Kevin Morby fait partie de ces types chez The Drone qu’on, disons, tolère, mais dont on ne parle pas spécialement plus que ça, d’une part parce qu'on pense que leur passéisme bon teint tire plus souvent sur la corde nostalgique sans forcément en faire grand chose, d’autre part parce que ce même passéisme nous empêche souvent de creuser plus loin que les ornements mignonnets qui le composent de prime abord.

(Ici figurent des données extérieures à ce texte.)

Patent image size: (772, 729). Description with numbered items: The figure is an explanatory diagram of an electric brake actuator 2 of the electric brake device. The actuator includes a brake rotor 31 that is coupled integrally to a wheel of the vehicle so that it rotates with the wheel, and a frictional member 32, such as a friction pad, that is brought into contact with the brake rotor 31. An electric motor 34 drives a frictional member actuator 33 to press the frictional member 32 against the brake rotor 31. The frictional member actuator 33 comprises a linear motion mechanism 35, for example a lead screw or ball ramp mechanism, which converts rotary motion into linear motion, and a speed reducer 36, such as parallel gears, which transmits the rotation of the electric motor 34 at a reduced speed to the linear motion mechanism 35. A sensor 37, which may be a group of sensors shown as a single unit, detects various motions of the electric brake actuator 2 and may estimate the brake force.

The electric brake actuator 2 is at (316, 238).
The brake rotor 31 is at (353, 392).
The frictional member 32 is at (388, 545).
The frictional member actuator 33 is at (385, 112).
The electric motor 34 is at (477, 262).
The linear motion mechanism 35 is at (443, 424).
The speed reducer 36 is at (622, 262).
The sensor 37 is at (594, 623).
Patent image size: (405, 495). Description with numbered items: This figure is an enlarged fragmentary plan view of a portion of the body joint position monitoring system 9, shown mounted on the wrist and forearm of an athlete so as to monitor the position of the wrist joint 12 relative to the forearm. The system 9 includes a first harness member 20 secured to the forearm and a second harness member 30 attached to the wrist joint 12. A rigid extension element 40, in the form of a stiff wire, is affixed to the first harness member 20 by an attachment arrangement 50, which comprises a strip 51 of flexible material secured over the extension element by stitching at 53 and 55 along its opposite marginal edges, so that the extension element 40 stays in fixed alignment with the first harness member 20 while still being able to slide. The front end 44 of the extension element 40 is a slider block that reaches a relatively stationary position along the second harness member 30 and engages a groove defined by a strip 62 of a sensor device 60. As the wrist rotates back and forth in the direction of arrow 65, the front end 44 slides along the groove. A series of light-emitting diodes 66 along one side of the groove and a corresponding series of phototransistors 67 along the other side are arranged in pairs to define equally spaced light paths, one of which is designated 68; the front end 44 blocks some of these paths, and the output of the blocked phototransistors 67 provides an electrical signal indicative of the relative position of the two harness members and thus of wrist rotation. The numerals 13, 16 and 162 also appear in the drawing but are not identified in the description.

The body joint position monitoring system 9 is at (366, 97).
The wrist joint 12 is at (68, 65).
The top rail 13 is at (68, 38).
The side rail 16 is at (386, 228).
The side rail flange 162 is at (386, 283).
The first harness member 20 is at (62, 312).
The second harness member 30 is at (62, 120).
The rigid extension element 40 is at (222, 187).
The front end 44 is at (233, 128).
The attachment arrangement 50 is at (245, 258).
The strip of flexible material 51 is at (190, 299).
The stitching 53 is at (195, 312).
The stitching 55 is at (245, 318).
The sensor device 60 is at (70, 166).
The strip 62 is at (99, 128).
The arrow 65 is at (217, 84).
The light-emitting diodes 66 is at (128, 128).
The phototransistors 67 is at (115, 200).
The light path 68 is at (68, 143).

Eh bien parfois on se trompe. Car depuis la publication de ses premiers albums solo, l’ex-membre de Woods et de The Babies arrive à transcender des influences très classiques – Leonard Cohen, Burt Bacharach, Lee Hazlewood ou Bob Dylan ne sont jamais loin – avec un art de la nuance dans le songwriting qui permet, sinon de faire oublier, tout du moins de ne pas systématiquement le ramener à des pères putatifs et une imagerie forcément écrasantes. Son dernier album en date, le superbe Singing Saw, paru cette année sur le label Dead Oceans, parvenait d’ailleurs à parler de montagnes, de Jésus, de grandes roues, de grands espaces américains, tout ça sans sentir la naphtaline ni l’americana un peu poussiéreuse au coin du feu. Ce qui est en soi une petite gageure.
Aujourd’hui, Kevin Morby revient avec deux nouveaux morceaux sous le bras, dont une reprise de Townes Van Zandt (dont s’inspirait plus ou moins le personnage d’Oscar Isaac dans Inside Llewyn Davis des frères Coen), et une chanson, Beautiful Strangers, qui nous intéresse un peu plus que la première. Le morceau en question, dont les bénéfices seront reversés à une association anti-armes à feu, est une protest song qui traite des violences policières à travers le monde, des attentats à Orlando ou encore à Paris, et s’adresse selon Morby "à tous ces gens que je n’ai pas connus mais dont la vie a été enlevée".
Il n’y a probablement rien de plus casse gueule que de faire une protest song en 2016, mais il faut dire que Morby se colle à l’exercice avec une telle simplicité, une absence de démagogie et de calcul et un savoir faire que nos a priori s’en trouvent assez vite désarmés. Si Kevin Morby réussit là où d’autres se seraient probablement lamentablement viandés, c’est parce que Beautiful Strangers est une chanson dépourvue de tout prêche (malgré les chœurs gospel), pleine de quiétude, d'une bonhomie qui rappelle plus Bill Callahan que, au hasard, Neil Young, et fait montre d'une résignation face à l'horreur somme toute contemporaine, mais que le songwriter arrive à rendre assez bouleversante ("If the gunmen come, or If I die too young, I'm full of love"). Et si l'œcuménisme du morceau reste tout de même un poil maladroit (comme lorsqu'il chante : "I’m Sorry, Freddie Gray"), Kevin Morby montre qu’on peut encore faire ce genre de chanson en 2016 sans sonner rétrograde, et en ne professant pour cela que de la candeur, de la retenue et de l’harmonie.
Le nouveau maxi Beautiful Strangers/No Place To Fall de Kevin Morby est sorti le 27 octobre. Tous les bénéfices seront reversés à l'association Everytown for Gun Safety. Vous pouvez vous le procurer ici. À noter que Kevin Morby passera par la France en novembre, notamment à Tourcoing (le 9), Paris (le 11), Angers (le 17), Nantes (le 18), Bordeaux (le 19), La Rochelle (le 20), Nîmes (le 21).